# Which superhero has this power?



## tecnowraith (May 27, 2006)

Hey all, I have request That I need help with. I am try to look for character ideas for our superhero and was wondering if anyone her new which superheroes has the power of spatial control?


----------



## Fast Learner (May 27, 2006)

What do you mean by it? Moves things in space? Makes things bigger and smaller? Can accurately envision whether that desk really can fit through the doorway at the top of those stairs?


----------



## Mycanid (May 27, 2006)

Spatial control? ... err ... Also not sure what you mean.

Molecule Man???


----------



## tecnowraith (May 28, 2006)

Twist and distort space, like distorting your own spatial proportions.


----------



## ReeboKesh (May 28, 2006)

Well technowraith I'm assuming your not referring to a stretching power like Mr Fantastic so I'm gonna say the Marvel villian The Spot. He can hurl these 'portable holes' around and move through them or just stick his limbs through them. Much like the old MM2 monster the Boggle. Technically he is distorting space in a way.
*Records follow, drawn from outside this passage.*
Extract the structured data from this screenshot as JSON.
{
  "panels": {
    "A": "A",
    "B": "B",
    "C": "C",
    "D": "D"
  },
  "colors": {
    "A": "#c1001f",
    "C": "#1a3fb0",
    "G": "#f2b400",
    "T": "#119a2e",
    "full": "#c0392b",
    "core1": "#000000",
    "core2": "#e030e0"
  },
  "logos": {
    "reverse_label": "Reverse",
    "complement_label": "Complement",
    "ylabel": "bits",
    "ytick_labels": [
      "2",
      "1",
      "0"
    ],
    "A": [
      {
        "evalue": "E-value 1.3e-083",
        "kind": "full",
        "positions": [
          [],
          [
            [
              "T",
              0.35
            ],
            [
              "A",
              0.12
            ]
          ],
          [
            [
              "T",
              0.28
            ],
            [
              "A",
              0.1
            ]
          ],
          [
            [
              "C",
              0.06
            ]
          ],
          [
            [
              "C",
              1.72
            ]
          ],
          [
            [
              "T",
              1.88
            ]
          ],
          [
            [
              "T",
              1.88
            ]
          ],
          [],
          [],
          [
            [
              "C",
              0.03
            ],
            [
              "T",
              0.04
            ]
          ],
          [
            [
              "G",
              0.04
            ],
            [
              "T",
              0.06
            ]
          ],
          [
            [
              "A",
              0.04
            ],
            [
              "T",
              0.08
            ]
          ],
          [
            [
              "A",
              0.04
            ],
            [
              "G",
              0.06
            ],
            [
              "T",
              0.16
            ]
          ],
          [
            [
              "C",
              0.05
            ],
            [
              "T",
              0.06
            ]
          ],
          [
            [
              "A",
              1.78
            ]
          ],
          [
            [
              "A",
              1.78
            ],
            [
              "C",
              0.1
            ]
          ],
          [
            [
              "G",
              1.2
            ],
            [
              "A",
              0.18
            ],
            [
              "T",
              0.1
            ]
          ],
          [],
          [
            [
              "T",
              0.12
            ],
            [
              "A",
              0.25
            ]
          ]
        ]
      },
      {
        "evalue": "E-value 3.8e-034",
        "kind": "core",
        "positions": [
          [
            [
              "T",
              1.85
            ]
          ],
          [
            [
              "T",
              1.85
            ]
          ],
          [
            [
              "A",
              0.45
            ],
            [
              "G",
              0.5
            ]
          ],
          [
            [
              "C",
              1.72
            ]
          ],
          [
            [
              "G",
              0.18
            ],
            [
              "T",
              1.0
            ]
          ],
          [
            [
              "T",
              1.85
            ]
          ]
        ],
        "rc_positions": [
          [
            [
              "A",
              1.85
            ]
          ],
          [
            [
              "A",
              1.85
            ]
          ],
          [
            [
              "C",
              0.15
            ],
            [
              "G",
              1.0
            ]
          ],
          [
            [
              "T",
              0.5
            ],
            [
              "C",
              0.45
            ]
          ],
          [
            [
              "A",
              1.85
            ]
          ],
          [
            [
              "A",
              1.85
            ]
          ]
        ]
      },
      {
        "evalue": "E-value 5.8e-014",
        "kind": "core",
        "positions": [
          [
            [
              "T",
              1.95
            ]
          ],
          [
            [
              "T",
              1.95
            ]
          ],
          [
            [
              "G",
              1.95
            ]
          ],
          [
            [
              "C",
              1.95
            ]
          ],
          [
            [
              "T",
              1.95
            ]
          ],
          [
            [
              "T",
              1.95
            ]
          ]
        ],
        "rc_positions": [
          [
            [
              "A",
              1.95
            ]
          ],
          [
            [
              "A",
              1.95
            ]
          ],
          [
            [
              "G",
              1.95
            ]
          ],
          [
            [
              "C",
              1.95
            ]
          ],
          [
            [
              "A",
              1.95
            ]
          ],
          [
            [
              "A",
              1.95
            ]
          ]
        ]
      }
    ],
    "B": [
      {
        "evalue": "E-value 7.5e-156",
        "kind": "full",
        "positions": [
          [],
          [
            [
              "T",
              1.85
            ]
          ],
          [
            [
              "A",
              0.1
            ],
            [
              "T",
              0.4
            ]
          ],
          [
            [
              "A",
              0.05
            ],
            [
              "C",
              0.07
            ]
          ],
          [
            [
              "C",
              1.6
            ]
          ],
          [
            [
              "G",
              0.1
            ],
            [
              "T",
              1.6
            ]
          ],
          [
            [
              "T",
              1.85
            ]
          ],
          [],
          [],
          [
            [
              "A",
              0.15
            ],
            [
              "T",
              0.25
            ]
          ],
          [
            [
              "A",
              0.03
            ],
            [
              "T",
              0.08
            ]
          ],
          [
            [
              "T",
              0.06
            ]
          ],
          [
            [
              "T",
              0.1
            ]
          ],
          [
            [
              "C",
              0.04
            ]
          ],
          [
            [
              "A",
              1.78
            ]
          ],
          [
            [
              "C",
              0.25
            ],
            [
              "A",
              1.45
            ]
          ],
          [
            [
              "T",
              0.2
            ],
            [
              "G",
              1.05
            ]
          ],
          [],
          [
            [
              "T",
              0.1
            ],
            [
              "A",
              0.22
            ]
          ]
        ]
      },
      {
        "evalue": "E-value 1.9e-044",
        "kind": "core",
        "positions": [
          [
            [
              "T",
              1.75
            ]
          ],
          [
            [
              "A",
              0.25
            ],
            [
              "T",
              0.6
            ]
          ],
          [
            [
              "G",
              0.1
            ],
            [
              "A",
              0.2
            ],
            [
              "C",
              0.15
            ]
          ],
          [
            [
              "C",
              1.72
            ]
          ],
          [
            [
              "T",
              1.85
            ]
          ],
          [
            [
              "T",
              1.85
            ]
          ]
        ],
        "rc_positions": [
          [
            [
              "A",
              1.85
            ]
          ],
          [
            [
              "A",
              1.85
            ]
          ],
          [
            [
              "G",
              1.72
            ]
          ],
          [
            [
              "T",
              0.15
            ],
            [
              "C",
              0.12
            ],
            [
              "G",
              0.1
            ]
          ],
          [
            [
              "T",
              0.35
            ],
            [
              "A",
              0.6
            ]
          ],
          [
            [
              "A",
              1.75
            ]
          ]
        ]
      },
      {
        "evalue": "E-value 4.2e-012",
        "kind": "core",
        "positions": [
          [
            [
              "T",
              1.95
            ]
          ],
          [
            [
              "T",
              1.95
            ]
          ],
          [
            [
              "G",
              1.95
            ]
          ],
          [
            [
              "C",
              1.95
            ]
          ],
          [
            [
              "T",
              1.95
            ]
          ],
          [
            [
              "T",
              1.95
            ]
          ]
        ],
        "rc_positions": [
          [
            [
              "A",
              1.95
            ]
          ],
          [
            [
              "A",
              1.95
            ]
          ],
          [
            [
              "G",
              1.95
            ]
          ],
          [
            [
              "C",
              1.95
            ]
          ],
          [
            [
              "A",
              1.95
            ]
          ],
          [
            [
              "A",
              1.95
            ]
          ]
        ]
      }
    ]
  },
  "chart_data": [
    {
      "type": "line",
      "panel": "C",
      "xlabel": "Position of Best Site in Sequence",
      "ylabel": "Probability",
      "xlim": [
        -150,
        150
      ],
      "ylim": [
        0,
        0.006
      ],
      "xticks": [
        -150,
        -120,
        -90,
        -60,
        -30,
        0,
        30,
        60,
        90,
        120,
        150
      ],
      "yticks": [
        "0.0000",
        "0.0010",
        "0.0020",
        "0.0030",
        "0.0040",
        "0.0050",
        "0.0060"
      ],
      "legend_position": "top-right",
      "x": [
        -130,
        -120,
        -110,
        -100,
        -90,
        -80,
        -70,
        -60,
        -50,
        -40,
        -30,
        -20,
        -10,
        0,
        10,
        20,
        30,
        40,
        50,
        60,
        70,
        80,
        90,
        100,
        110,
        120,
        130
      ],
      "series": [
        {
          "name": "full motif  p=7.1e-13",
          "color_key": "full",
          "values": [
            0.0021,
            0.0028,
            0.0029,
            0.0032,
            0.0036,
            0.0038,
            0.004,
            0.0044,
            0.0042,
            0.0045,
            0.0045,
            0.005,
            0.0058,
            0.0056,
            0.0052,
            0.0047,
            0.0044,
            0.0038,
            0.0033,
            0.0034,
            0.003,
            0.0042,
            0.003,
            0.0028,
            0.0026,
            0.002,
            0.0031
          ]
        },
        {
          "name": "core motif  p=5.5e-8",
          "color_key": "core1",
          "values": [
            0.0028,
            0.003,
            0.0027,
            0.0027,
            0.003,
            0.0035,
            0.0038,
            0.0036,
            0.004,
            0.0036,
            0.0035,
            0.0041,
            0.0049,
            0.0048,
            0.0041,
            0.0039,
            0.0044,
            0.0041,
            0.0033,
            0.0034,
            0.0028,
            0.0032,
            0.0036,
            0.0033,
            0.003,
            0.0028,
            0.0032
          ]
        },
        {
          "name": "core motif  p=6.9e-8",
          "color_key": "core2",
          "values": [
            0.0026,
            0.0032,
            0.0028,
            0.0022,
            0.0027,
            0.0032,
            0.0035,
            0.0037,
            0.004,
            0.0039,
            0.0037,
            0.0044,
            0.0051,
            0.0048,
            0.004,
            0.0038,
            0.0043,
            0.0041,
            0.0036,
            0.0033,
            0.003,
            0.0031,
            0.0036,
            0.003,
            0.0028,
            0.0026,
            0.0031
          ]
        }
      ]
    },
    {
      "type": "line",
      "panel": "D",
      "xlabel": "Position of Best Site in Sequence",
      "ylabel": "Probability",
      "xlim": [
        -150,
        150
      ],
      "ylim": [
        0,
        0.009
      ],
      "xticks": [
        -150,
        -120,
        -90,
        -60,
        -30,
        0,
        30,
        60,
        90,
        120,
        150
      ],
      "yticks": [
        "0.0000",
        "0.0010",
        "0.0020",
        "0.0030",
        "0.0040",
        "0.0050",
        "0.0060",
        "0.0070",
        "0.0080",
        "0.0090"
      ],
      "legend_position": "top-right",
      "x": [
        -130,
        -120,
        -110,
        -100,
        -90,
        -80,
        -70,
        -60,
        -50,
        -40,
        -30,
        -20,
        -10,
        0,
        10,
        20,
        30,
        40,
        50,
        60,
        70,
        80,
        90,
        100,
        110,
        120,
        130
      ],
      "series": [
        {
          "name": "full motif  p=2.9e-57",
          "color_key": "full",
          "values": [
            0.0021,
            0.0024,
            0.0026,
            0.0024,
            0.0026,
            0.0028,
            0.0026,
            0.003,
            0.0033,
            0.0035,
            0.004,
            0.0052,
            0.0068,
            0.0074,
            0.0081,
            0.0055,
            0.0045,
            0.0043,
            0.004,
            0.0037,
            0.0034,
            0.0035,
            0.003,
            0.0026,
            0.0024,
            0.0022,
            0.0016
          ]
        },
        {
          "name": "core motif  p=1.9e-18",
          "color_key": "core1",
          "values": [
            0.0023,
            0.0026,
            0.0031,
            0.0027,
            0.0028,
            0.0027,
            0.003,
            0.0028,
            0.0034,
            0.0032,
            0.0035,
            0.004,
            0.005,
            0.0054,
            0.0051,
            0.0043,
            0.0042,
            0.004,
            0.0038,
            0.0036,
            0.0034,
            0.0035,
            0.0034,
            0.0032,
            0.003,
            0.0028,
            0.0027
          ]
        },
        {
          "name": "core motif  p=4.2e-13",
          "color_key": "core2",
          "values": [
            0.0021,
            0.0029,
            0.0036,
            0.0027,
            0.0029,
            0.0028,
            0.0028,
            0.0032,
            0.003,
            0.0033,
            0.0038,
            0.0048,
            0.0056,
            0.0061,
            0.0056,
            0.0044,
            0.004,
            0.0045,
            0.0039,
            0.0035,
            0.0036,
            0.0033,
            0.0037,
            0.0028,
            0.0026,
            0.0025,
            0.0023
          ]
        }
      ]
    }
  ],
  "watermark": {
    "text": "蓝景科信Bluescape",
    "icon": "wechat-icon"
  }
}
Otherwise I don't know of any who have that ability though some, like Mutants and Masterminds RPG villian Rave can use illusion powers to distort percption making things appear closer, further away, stretched etc.
Hope that helps
Reebo


----------



## Iku Rex (May 28, 2006)

Sounds like a reality warping type of power. 

http://en.wikipedia.org/wiki/Reality_warper


----------



## Umbran (May 28, 2006)

Well, "spatial control" is a pretty broad definition.  Spacial control can produce super speed (or slowness of an enemy, or even teleportation) by changing distances between objects.  It can produce direct physical damage (wow, suddenly your stomach is as large as a stadium, but your outer skin... isn't). It can alter perceptions (invisibility being a simple one) and a great many other things.  It can mirror telekinesis, allow you access to dangerous materials (like solar plasma)...  

Personally, I think that taken as broadly defined, it's just too darned much for a basic PC.  This is Magneto, Molecule-Man level power.  

Now, taken in a limited way, it becomes more interesting.  Consider, if you will, The Spot


----------



## Mad Hatter (May 28, 2006)

Maybe Proteus


----------



## Jamdin (May 28, 2006)

Nightcrawler (teleportation)


----------



## Fast Learner (May 28, 2006)

Seems far too broad to me. It would be like "energy control" as your power, leaving you to be able to control light and sound and radioactivity and magnetivity and fire and heat/cold and a dozen other things.


----------



## Staffan (May 28, 2006)

Fast Learner said:
			
		

> Seems far too broad to me. It would be like "energy control" as your power, leaving you to be able to control light and sound and radioactivity and magnetivity and fire and heat/cold and a dozen other things.



Magneto is pretty close to that. His powers let him control the entire electromagnetic spectrum, including light, heat, radiation, etc. He doesn't have quite the same facility with EM stuff as he does with "magnetic telekinesis", but the abilities are still quite significant.


----------



## Fast Learner (May 28, 2006)

Yeah, he's significantly overpowered. Fortunately they rarely use him that way.


----------



## Cthulhudrew (May 28, 2006)

Anyone with the Space Infinity Gem in the Marvel Universe could theoretically do what you propose.

Not sure where it is now. Pip the Troll had it when he was a member of the Infinity Watch, but then Rune from the Ultraverse came and took all the Infinity Gems to that realm. From what I understand, they all merged with a seventh gem into some powerful being that was eventually destroyed and the gems vanished. Recently, Galactus gathered all the Infinity Gems again in the MU when he was being manipulated by the cosmic entity Hunger (in the Thanos series). I don't recall offhand what happened to them after that. Probably just scattered about again. Warlock still has his Soul Gem.


----------



## blindrage (May 29, 2006)

If you read the Planetery comic, there a guy with the old team that has the power you are talking about. He made bullet time happen around him. It was neat power


----------